Wir Mütter hoffen oft, durch unser Perfektsein die Kontrolle über alles zu behalten. Das ist verständlich, aber eine Illusion. Ein Kind zu haben ist per se ein Kontrollverlust. Man hat nur äußerst bedingt Einfluss darauf, ob es krank wird oder nicht, ob es im Tram rumschreit oder nicht, ob es ausgeglichen oder temperamentvoll auf stressige Situationen reagiert. Hinzu kommt: Man hat auch keine Kontrolle mehr über sich selbst, über seinen Körper, über seine Zeit. Muttersein hat sehr viel mit Fremdbestimmtsein zu tun, mit spontanem Reagieren und damit, vorgefasste Ideen über den Haufen zu werfen. Wenn man das hinnimmt, was ich übrigens keineswegs einfach finde, könnte man als Mutter so viel entspannter sein. Die Einstellung «Es kommt schon alles so, wie es soll» ist uns abhanden gekommen. Wir kennen diese Haltung nicht mehr, haben ständig das Gefühl, alles aktiv herbeiführen und bestimmen zu müssen. Ich habe mich unendlich schwer getan damit, einzusehen, wie wenig Einfluss ich tatsächlich habe. Das hat in mir manchmal regelrecht Panik ausgelöst – und tut es auch heute noch ab und zu, aber ich arbeite dran.

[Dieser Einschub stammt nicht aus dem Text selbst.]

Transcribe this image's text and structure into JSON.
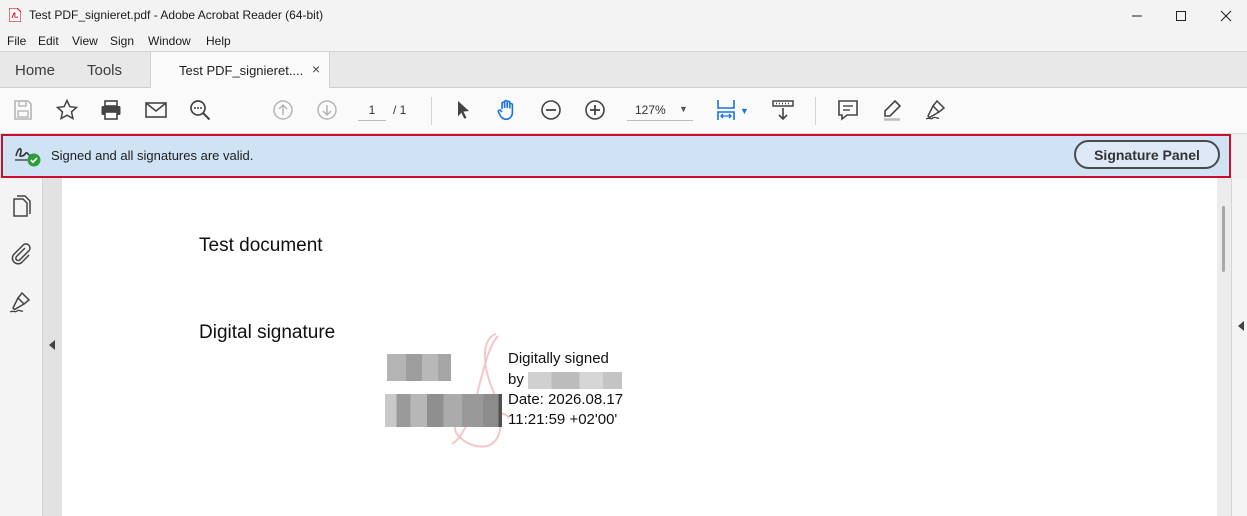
{
  "window": {
    "title": "Test PDF_signieret.pdf - Adobe Acrobat Reader (64-bit)"
  },
  "menu": [
    "File",
    "Edit",
    "View",
    "Sign",
    "Window",
    "Help"
  ],
  "tabs": {
    "home": "Home",
    "tools": "Tools",
    "document": "Test PDF_signieret....",
    "close": "×"
  },
  "toolbar": {
    "page_current": "1",
    "page_total": "/ 1",
    "zoom": "127%"
  },
  "signature_bar": {
    "message": "Signed and all signatures are valid.",
    "panel_button": "Signature Panel"
  },
  "document": {
    "heading1": "Test document",
    "heading2": "Digital signature",
    "signature_lines": [
      "Digitally signed",
      "by",
      "Date: 2026.08.17",
      "11:21:59 +02'00'"
    ]
  },
  "colors": {
    "highlight_border": "#c8102e",
    "signature_bar_bg": "#cfe3f5",
    "accent_blue": "#1473e6",
    "valid_green": "#2d9d3a"
  }
}
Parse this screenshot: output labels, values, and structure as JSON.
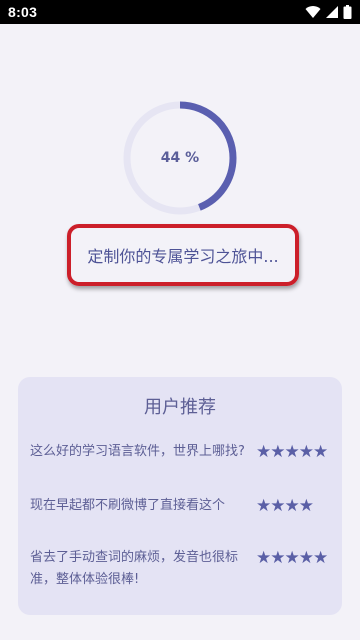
{
  "status_bar": {
    "time": "8:03"
  },
  "progress": {
    "value": 0.44,
    "label": "44 %",
    "track_color": "#e6e5f3",
    "fill_color": "#5a5fb0"
  },
  "journey": {
    "text": "定制你的专属学习之旅中...",
    "highlight_color": "#cc1f2a"
  },
  "recommendations": {
    "title": "用户推荐",
    "items": [
      {
        "comment": "这么好的学习语言软件，世界上哪找?",
        "stars": "★★★★★",
        "rating": 5
      },
      {
        "comment": "现在早起都不刷微博了直接看这个",
        "stars": "★★★★",
        "rating": 4
      },
      {
        "comment": "省去了手动查词的麻烦，发音也很标准，整体体验很棒!",
        "stars": "★★★★★",
        "rating": 5
      }
    ]
  }
}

Dabei habe ich gelernt, dass Humor eine enorm hilfreiche Überlebensstrategie ist. Liebe und Lachen sind oft das beste Mittel, für Eltern wie auch für Kinder. Ich erinnere mich an einen Morgen, da waren wir alle, ich und die Kleinen, mit dem falschen Bein aufgestanden. Grässlich. Dann entschied ich mich: So, jetzt alles nochmals von vorne. Und wir gingen tatsächlich alle wieder zurück ins Bett und taten so, als wären wir eben erst erwacht. Die Kinder fanden das lustig und so konnten wir beim zweiten Versuch «mit dem richtigen Bein aufstehen». Ab und zu sagen wir noch heute: «Ich glaube, diesen Tag müsste ich nochmals von vorne beginnen, da ist was tüchtig schiefgelaufen.»

Mein Fazit: Ich wüsste keinen Erwachsenen, kein Kind und keine Familie, die von überhöhten Ansprüchen profitiert hätten – davon, sein Bestes zu geben: ja. Aber davon, Unrealistisches schaffen zu wollen: definitiv nein!

Andrea Fischer Schulthess (1969) hat an der Universität Zürich Zoologie studiert und anschließend die Ringier Journalistenschule absolviert und als freie Journalistin für diverse Medien geschrieben. 2009 gründete sie zusammen mit ihrem Mann Adrian Schulthess das Minitheater Hannibal. Ihr erster Roman «Motel Terminal» erschien 2016 im Salis Verlag, ein weiterer ist in Arbeit.